The Financial Conduct Authority had previously fined Barclays £50m as the regulator in 2022 branded the lender “reckless and lacking integrity” for failing to disclose £322m in “advisory fees” paid to a Qatari company, allegedly in exchange for £4 billion. investment.
While Barclays announced the cash injection from Qatar, it did not disclose the fees it had paid.

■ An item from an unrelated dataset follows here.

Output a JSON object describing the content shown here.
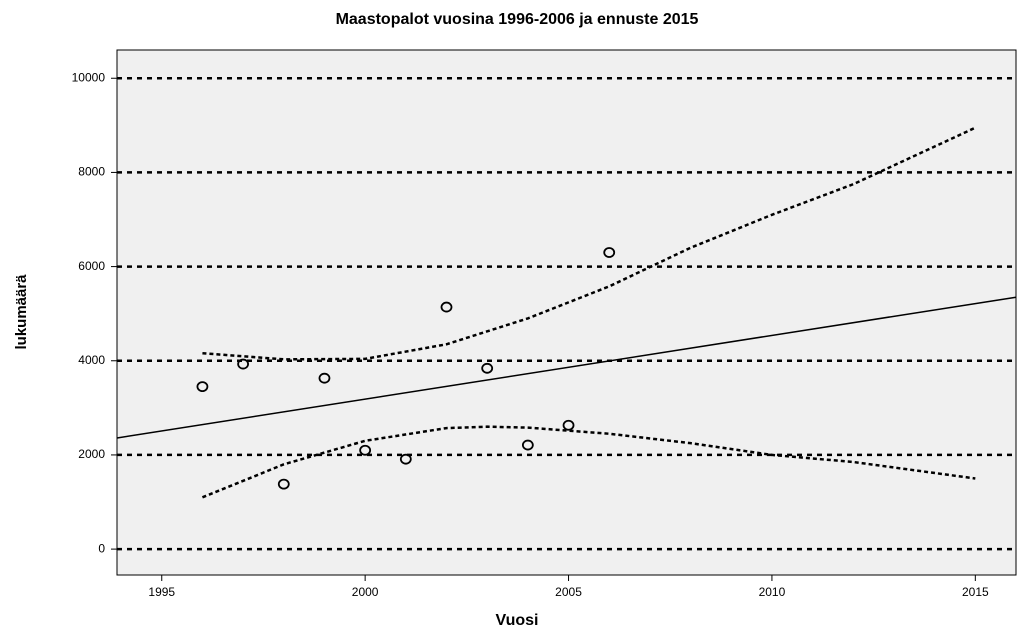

The FCA, which had been investigating the group since 2013, said on Monday it would now only fine Barclays £40m after the bank decided not to challenge the regulator’s findings with an appeal to the High Court.
Barclays said in a statement that while the lender “does not accept the conclusions” of the regulator, it “wishes to bring an end” to the investigation.
The bank has set aside a provision to cover the financial penalty in 2022, so it will not suffer any material financial impact.
Barclays raised £4bn from Qatar during the 2008 global financial crisis
Barclays said: “Despite the difference of opinion, Barclays has concluded that the interests of the bank, its shareholders and other stakeholders are best served by withdrawing the References.”
The FCA said it recognized that the case was “brought in the context of very large and complex capital increases which took place many years ago under considerable market pressure”.
The capital increase came at a time of “national importance”, the regulator added, with Barclays desperate to avoid a bailout in 2008, as were rivals Natwest and Lloyds.
He also noted that none of Barclays’ current board members or senior management were involved in the 2008 fundraising.
Four Barclays executives, including former boss John Varley, became the first British bankers to face criminal charges for conduct in the financial crisis era when they were taken to court in 2019 for their role in fundraising.
The FCA said: “The most recent executive leadership, supported by the current Barclays board, has made significant progress in implementing changes to Barclays’ systems and controls.”
Steve Smart, FCA deputy executive director of enforcement and market oversight, added: ‘Barclays’ misconduct was serious and meant investors did not have all the information they should have had.
‘However, the events took place more than 16 years ago and we recognize that Barclays is a very different organization today, having implemented changes across the business.
“It is important for publicly traded companies to provide investors with the information they need.”